Like a toothache or a bad case of gas, a visit to Canada by the British Royals can really spoil the day.
It’s quite enough having these aliens in our midst; worse is the clucking and fawning from monarchists and the media about the wonder of all things Royal.
What must be remembered here is that the Royals sit at the pinnacle of the British aristocracy, a pampered universe whose inhabitants, by accident of birth, might inherit a title or a fortune or, if they belong to the House of Windsor, become King or Queen of the United Kingdom and distant realms, Canada among them.
There is no requirement here for accomplishment or achievement. There is no recognition of merit. This is a genetic crap shoot, a fluke lottery that requires nothing more of the winners than that they be born. And it’s open only to the progeny of the Windsors. There are no seats at the lucky lottery table for those with last names like O’Callaghan, Cohen, Khan, Wong or Mohamed (good Canadian names all).
It is long past time for Canada to break with this spavined institution. It is long past time for Canadians to stop bowing and scraping in front of foreigners. We need to devise and implement a system that allows us to choose our own head of state — someone who symbolizes Canadian ideals of hard work, merit, diversity and equality of opportunity. Someone who lives on Canadian soil. Someone who is free of archaic ties to class, entitlement, ethnic privilege and official religion.

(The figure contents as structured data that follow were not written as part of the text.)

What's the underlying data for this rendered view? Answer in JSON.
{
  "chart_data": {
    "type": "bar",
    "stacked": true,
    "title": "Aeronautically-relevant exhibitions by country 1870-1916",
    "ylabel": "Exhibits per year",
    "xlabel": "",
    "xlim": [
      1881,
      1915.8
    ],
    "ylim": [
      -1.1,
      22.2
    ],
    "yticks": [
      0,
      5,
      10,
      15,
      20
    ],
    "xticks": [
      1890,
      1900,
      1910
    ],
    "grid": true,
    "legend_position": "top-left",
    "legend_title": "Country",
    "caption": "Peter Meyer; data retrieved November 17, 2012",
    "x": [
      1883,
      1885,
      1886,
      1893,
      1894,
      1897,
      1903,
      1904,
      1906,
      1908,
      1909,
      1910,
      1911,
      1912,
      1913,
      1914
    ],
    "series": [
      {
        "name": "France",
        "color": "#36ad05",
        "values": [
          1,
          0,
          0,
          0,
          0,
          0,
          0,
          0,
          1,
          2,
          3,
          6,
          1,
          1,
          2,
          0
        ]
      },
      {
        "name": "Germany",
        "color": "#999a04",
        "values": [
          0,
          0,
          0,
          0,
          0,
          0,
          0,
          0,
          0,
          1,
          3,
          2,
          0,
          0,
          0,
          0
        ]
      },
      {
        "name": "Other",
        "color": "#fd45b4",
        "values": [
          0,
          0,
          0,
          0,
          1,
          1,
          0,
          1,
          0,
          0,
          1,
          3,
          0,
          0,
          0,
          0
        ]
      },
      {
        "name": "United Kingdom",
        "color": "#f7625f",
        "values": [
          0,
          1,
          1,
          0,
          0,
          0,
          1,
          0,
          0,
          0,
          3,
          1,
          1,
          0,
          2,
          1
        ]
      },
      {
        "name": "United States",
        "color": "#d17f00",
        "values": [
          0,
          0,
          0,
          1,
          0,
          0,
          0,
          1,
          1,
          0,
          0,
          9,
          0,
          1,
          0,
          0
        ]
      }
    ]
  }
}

Happily there is no shortage of worthy Canadians to fill the office. Our country abounds with women and men of dignity, compassion, intelligence and accomplishment who would make a fine head of state. We just have to get on with it.
Realistically, this cannot be accomplished by next July when we celebrate our 150th birthday. But it is certainly possible to have a procedure in place by the time Queen Elizabeth passes on. She is now 90. The Queen Mother lived to 101, and Elizabeth appears likely to hit the century mark as well. That gives us a decade or perhaps more to select a Canadian head of state and, at long last, fully secure our independence, something we will not do until we break with the British Throne. To paraphrase Charles de Gaulle, Vive le Canada libre.